Subsections of Validation and Release
Validation Contract
This page separates what is enforced now from what is intended later.
Enforced Now
Current validation checks:
required market files exist
config.yml loads
required top-level config keys exist
week_start is one of the allowed values
required functions can be sourced
forbidden local-environment patterns are blocked in committed scripts
Planned Next
Not fully enforced yet:
transform runs against real market input
transformed columns match the intended model contract
predict succeeds
decomp succeeds
build produces a traceable artefact
formula regression checks for cases like lead() and I(...)
Why This Distinction Matters
The repo should not overstate its current level of technical assurance. Today,
validation proves that the market scaffold is structurally governed. It does
not yet prove that every migrated market implementation runs end to end.
Validation and Build
Validation is not optional in this repository. The purpose of validation is to
catch the kinds of failures that historically appeared only after packaging or
deployment.
This is not the long-term replacement for the repo-wide validation harness. It
is a market-specific runner used to demonstrate that the local
transform/refit/decomp path works from explicit artefacts.
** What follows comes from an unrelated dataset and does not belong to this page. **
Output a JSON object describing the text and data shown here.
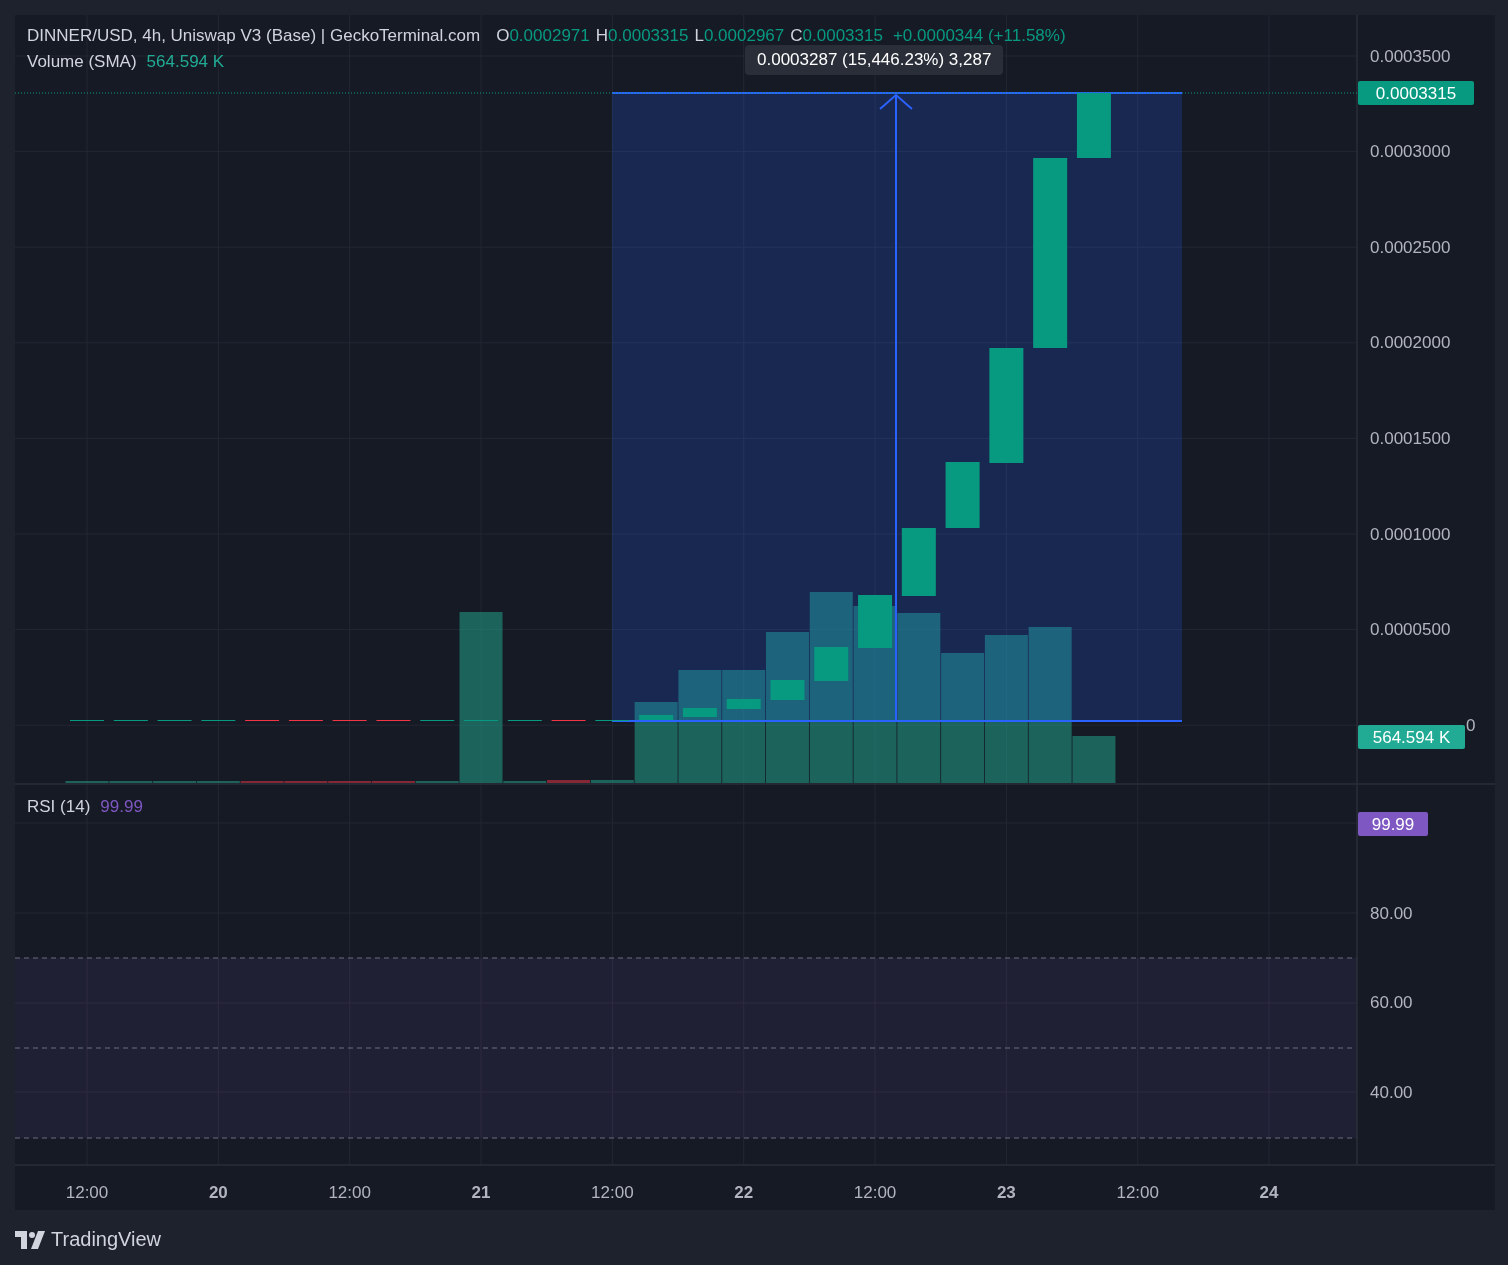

What Validation Should Prove
Current enforced minimum:
required files exist
config loads
forbidden local-environment patterns are absent
required functions can be sourced
the market contract is satisfied
Planned next-stage validation:
transform runs in a clean session
transformed output matches model requirements
predict works
decomp works
build output is reproducible and traceable
Clean Environment Principle
If a market implementation only works on one analyst machine because of:
attached packages
hidden sourced files
local paths
interactive session state
then it is not ready.
See Validation Contract for the distinction between
enforced and planned checks.
Build and Release
Builds should be reproducible from the repository state.
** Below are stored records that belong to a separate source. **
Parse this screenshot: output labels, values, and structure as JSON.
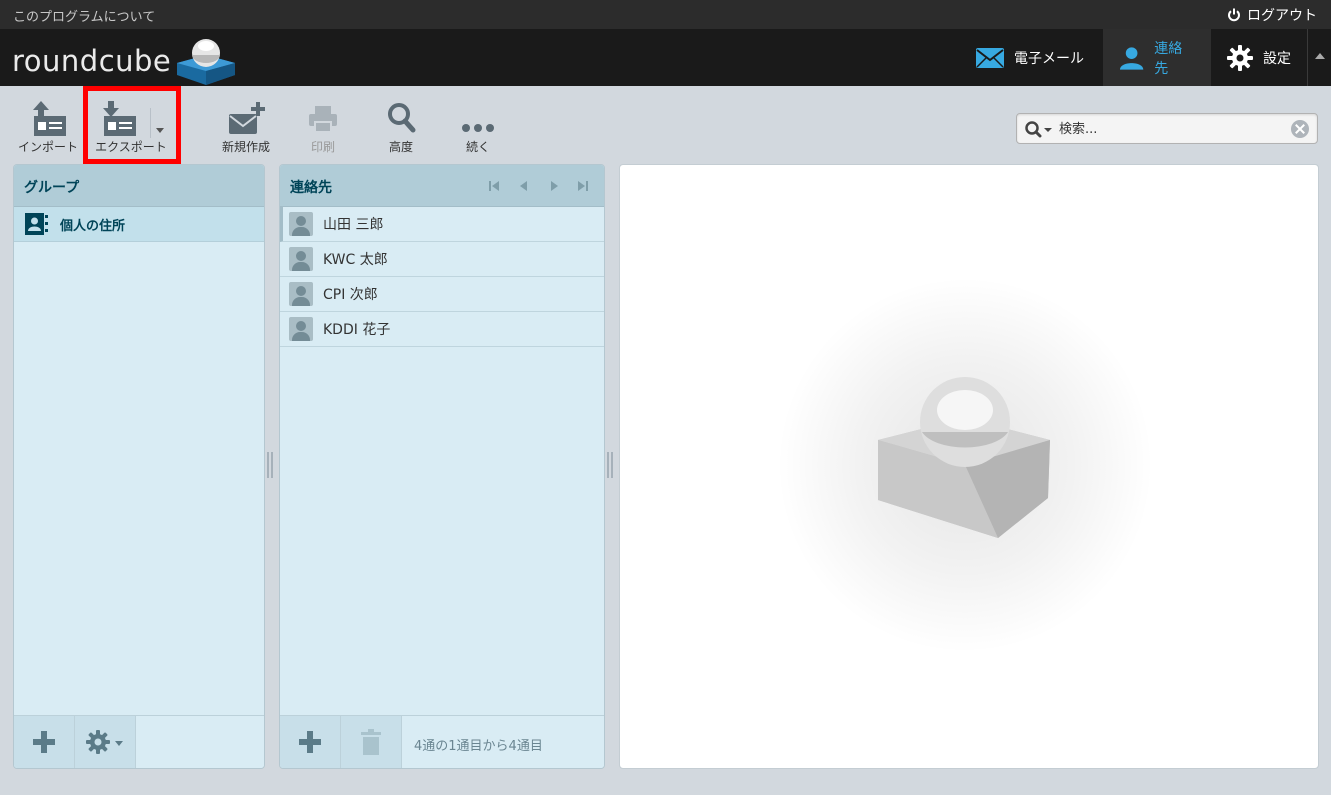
{
  "topline": {
    "about_label": "このプログラムについて",
    "logout_label": "ログアウト"
  },
  "header": {
    "logo_text": "roundcube",
    "tasks": {
      "mail": "電子メール",
      "contacts": "連絡先",
      "settings": "設定"
    }
  },
  "toolbar": {
    "import": "インポート",
    "export": "エクスポート",
    "compose": "新規作成",
    "print": "印刷",
    "advanced": "高度",
    "more": "続く"
  },
  "search": {
    "placeholder": "検索..."
  },
  "groups": {
    "title": "グループ",
    "items": [
      {
        "label": "個人の住所"
      }
    ]
  },
  "contacts": {
    "title": "連絡先",
    "items": [
      {
        "name": "山田 三郎"
      },
      {
        "name": "KWC 太郎"
      },
      {
        "name": "CPI 次郎"
      },
      {
        "name": "KDDI 花子"
      }
    ],
    "count_text": "4通の1通目から4通目"
  },
  "colors": {
    "accent": "#37a9e1",
    "highlight_border": "#ff0000",
    "panel_head": "#b0ccd7",
    "panel_bg": "#d9ecf4"
  }
}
Once the real China implementation is migrated into markets/CN/store_visits,
this page should be expanded into a true before/after example with exact
technical detail.
Chapter 7
Appendices
Reference material that supports the operating model and shared language used across the repo.
Subsections of Appendices
Glossary
Market
A country or region-specific implementation, for example CN, IT, or UK.
KPI
A market-specific model/output surface such as store_visits.
Migrated
A market/KPI is migrated when the Git folder is approved as the authoritative
implementation and local copies are no longer treated as the source of truth.
Source Of Truth
The repository version that should be used for validation, build, and review.
Forecast/Upload
The downstream workflow this repo is preparing artefacts for. In practice this
may involve scenario-style future input handling rather than formal
out-of-sample forecasting.
Decomp
Model decomposition logic used to produce contribution outputs from the model.
Clean Session
An R runtime that does not rely on accidental attached packages, untracked
helper objects, or analyst-local interactive state.